Movie review
December 13, 2024 · 140 min · PG-13
Woke Score
Lower is better
Review
Nickel Boys follows two Black teenage boys who become friends as they endure beatings, hard labor, and unfair rules at a reform school in Florida in the 1960s. The story is based on a Pulitzer Prize book by Colson Whitehead and real events from a school known for abusing boys, with many buried in unmarked graves. The movie uses unusual camera work that puts the viewer right in the boys' shoes to show their daily struggles and close bond. It brings attention to the racial unfairness and cruelty they faced in that era and place.
Breakdown
These are the editorial factors and ratings behind our score for Nickel Boys.
Woke representation / casting
The lead characters are two Black teenage boys played by Black actors in a story set in a segregated reform school in the Jim Crow South. This matches the novel and historical context exactly, with no signs of forced diversity or mismatched casting for signaling purposes.
Woke political dialogue
Characters talk about fairness, rules, and getting by in ways that fit the 1960s Civil Rights time period. One boy stays hopeful about change through doing right, while the other focuses on staying alive. Nothing feels like modern political speeches or lectures.
Identity-driven story themes
The main story follows how two Black boys deal with cruelty and unfairness aimed at them because of their race in a tough school and society. Their friendship and different ways of coping with this reality drive the plot and emotions, making racial experience a central part of what happens.
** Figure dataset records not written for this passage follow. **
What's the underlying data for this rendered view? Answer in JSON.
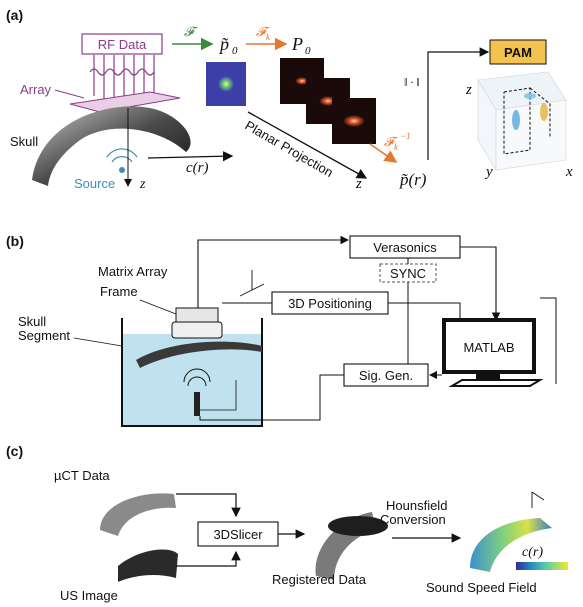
{
  "panels": {
    "a": {
      "label": "(a)",
      "rf_data": "RF Data",
      "array": "Array",
      "skull": "Skull",
      "source": "Source",
      "z_axis": "z",
      "op_f": "𝓕",
      "op_fk": "𝓕",
      "op_fk_sub": "k",
      "op_fk_inv": "𝓕",
      "op_fk_inv_sub": "k",
      "op_fk_inv_sup": "−1",
      "p0_tilde": "p̃",
      "p0_tilde_sub": "0",
      "P0": "P",
      "P0_sub": "0",
      "c_r": "c(r)",
      "planar_projection": "Planar Projection",
      "z_stack": "z",
      "p_tilde_r": "p̃(r)",
      "norm": "‖ · ‖",
      "pam": "PAM",
      "axis_z": "z",
      "axis_y": "y",
      "axis_x": "x"
    },
    "b": {
      "label": "(b)",
      "verasonics": "Verasonics",
      "sync": "SYNC",
      "matrix_array": "Matrix Array",
      "frame": "Frame",
      "positioning": "3D Positioning",
      "skull_segment_1": "Skull",
      "skull_segment_2": "Segment",
      "matlab": "MATLAB",
      "sig_gen": "Sig. Gen."
    },
    "c": {
      "label": "(c)",
      "uct": "µCT Data",
      "us_image": "US Image",
      "slicer": "3DSlicer",
      "registered": "Registered Data",
      "hounsfield_1": "Hounsfield",
      "hounsfield_2": "Conversion",
      "c_r": "c(r)",
      "sound_speed": "Sound Speed Field"
    }
  },
  "colors": {
    "rf_purple": "#8e3a8a",
    "green_arrow": "#3b8a3b",
    "orange_arrow": "#e8782a",
    "source_blue": "#3a8fb7",
    "pam_fill": "#f3c24f",
    "water": "#bfe2ee",
    "sync_dash": "#555555"
  }
}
Western institutional / cultural critique
Production
The film shows the reform school as a place of beatings, forced work, and cover-ups that hurt Black boys the most, backed by the larger unfair rules of the time. This comes from real history but stays focused on the 1960s events without turning into comments on today's systems or broad attacks on Western society.
Woke character or canon changes
Not relevant. The movie adapts the book without changing the race, personalities, or key events of the characters to fit modern ideas. The main updates are in how the camera shows the story, not in rewriting who the people are.
Anti-woke backlash and complaints
A handful of online posts complain about the fancy camera style or suggest it got attention for the wrong reasons, with one or two calling it too woke. These views are rare and not shared widely. Most people discuss it as a well-made story about real past events rather than any agenda.
Creator track record context
The main people involved have made other work that looks at Black American stories and history. RaMell Ross makes thoughtful films about Black communities in the South. Joslyn Barnes helps produce movies through a company that supports voices from different backgrounds and justice-related topics. Colson Whitehead writes novels that examine how race and power have worked unfairly in the past.